Stalking: quando le condotte riparatorie estinguono il reato.

Ha suscitato non poco scalpore la sentenza recentemente emessa da un Gup di Torino che, in applicazione del nuovo istituto previsto dall'art. 162 ter c.p., ha dichiarato estinto il reato di stalking contestato all'imputato che prima dell'inizio del dibattimento aveva posto in essere condotte riparatorie nei confronti della vittima.

La sentenza cui si fa riferimento è la numero 1299 del 2 ottobre scorso emessa dal Giudice per l'udienza preliminare presso il Tribunale di Torino e si tratta di una delle prime applicazioni della discutibile norma prevista dall'art. 162 ter c.p., introdotta dall'art. 1, comma 1, della Legge n. 103 del 2017 (c.d. riforma Orlando) ed entrata in vigore il 4 agosto scorso.

La norma.

L'art. 162 ter c.p., comma 1, prevede che "Nei casi di procedibilità a querela soggetta a remissione, il giudice dichiara estinto il reato, sentite le parti e la persona offesa, quando l'imputato ha riparato interamente, entro il termine massimo della dichiarazione di apertura del dibattimento di primo grado, il danno cagionato dal reato, mediante le restituzioni o il risarcimento del danno, e ha eliminato, ove possibile, le conseguenze dannose o pericolose del reato.

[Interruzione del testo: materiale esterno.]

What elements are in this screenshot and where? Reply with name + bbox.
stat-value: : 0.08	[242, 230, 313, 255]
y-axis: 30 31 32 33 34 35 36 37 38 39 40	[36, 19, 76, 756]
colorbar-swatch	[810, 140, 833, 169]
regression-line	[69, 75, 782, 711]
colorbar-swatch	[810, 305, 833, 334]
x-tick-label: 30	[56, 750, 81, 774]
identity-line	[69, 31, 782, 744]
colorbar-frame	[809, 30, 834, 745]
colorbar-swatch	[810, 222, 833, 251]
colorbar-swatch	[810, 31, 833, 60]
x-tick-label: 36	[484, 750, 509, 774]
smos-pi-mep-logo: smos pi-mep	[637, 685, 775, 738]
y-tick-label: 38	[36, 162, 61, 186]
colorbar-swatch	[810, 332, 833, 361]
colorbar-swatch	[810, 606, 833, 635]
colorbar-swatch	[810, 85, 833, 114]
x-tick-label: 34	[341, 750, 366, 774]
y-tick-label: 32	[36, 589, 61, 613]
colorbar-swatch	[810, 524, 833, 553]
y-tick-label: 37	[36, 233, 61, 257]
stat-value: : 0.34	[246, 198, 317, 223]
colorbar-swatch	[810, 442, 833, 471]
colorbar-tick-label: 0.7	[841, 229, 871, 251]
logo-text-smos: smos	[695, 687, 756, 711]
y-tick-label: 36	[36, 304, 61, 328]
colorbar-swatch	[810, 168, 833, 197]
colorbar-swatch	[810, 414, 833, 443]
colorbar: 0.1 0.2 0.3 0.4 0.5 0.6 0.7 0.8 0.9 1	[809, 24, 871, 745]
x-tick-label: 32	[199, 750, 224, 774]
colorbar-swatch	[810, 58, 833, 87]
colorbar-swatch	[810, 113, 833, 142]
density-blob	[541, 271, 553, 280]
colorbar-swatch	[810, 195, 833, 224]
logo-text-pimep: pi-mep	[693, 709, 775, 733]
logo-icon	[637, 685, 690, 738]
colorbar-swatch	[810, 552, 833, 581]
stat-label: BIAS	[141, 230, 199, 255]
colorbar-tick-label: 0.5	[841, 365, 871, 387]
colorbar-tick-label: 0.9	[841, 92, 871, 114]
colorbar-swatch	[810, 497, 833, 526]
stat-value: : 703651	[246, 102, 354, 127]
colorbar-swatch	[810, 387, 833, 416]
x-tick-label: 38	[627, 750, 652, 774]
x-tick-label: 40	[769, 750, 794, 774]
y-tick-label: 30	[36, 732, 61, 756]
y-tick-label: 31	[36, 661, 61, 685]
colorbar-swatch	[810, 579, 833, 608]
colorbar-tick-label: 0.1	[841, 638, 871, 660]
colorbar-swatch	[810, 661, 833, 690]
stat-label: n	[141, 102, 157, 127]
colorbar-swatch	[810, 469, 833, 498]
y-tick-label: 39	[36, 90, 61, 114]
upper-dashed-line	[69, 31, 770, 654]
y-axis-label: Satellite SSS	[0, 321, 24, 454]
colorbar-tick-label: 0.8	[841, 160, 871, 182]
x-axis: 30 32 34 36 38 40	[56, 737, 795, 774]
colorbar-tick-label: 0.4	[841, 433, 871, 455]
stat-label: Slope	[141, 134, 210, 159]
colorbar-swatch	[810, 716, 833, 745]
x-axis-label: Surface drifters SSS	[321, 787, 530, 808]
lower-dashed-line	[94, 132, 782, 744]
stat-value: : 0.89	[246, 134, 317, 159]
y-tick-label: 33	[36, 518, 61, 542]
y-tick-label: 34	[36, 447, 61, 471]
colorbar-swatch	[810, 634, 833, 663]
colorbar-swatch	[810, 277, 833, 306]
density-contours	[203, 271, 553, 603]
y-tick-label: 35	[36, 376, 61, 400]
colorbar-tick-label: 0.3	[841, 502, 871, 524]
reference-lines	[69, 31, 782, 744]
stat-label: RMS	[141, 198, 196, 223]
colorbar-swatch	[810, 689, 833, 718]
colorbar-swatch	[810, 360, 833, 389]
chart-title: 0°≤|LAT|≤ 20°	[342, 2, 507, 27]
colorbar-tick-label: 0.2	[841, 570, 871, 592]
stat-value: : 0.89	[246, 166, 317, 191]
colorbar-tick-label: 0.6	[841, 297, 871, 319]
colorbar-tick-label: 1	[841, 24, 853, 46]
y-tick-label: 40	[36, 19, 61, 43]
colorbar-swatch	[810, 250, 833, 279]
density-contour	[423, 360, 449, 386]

Il risarcimento del danno può essere riconosciuto anche in seguito ad offerta reale ai sensi degli articolo 1208 e seguenti del codice civile, formulata dall'imputato e non accettata dalla persona offesa, ove il giudice riconosca la congruità della somma a tale titolo".

I fatti.

Nel caso di specie l'uomo aveva seguito per più di un mese la persona offesa, appostandosi sotto l'abitazione della stessa e in vari luoghi da lei frequentati, molestandola e incutendo, dunque, in lei timore tanto da indurla a sporgere querela.
Rinviato a giudizio, nel corso dell'udienza preliminare, l'imputato procedeva ad effettuare un'offerta reale alla vittima dichiarandosi disposto a pagare la somma di euro 1.500,00 a titolo di ristoro integrale dei danni dal lei subiti a seguito della condotta criminosa.
Tale offerta, pur rifiutata dalla donna, è stata ritenuta congrua dal giudice che, dunque, con la sua sentenza di non doversi procedere nei confronti dell'imputato per intervenuta estinzione del reato a seguito di condotte riparatorie, apre il campo a condivisibili perplessità circa l'opportunità e la correttezza del neo introdotto dettato normativo di cui all'art. 162 ter c.p.

Risvolti applicativi e criticità dell'art. 162 ter c.p.

Esso, infatti, prevedendo una nuova modalità di estinzione dei reati perseguibili a querela di parte, ha un campo di applicazione molto vasto che si estende a fattispecie delittuose anche molto gravi, come appunto gli atti persecutori di cui all'art. 612 bis c.p, ma che, incredibilmente, esclude altre meno rilevanti come le contravvenzioni non oblabili (l'oblazione è una causa di estinzione del reato disciplinata dagli art. 162 e 162 bis c.p. e limitata alle sole contravvenzioni che consiste nel pagamento di una somma di denaro) o alcuni reati contro il patrimonio perseguibili d'ufficio, di certo più idonei ad essere estinti attraverso una congrua condotta risarcitoria.imm

Peraltro, la possibilità di applicare l'istituto di cui all'art. 162 ter c.p. anche al delitto di "stalking" è una scelta legislativa in evidente contraddizione rispetto alle precedenti e numerose iniziative in cui il medesimo legislatore ha inteso tutelare il genere femminile dalle numerose violenze cui è spesso soggetto e che quotidianamente salgono agli onori della cronaca.

Una contraddizione ancora più palese ove si consideri che, ai sensi dell'art. 162 ter c.p. la persona offesa, pur dovendo essere sentita, di fatto non ha nessun potere di veto circa la congruità della condotta riparativa tenuta dall'imputato.
La norma, infatti, prevede che, ove la vittima rifiuti l'offerta risarcitoria, come avvenuto nel caso di specie, il giudice possa comunque dichiarare estinto il reato se sia stata presentata una offerta reale ex art. 1208 c.c. ritenuta congrua.
Un valutazione, perciò, rimessa di volta in volta alla discrezionalità del singolo giudicante posto che l'art. 162 ter c.p. non indica alcun criterio preciso per determinare la congruità della condotta riparativa.
Peraltro, essendo applicabile per tutti i reati perseguibili a querela di parte e a prescindere dal consenso della vittima, l'art. 162 ter c.p. di fatto svilisce il significato e la valenza della querela che finisce per risolversi, dunque, in una mera richiesta di risarcimento danni.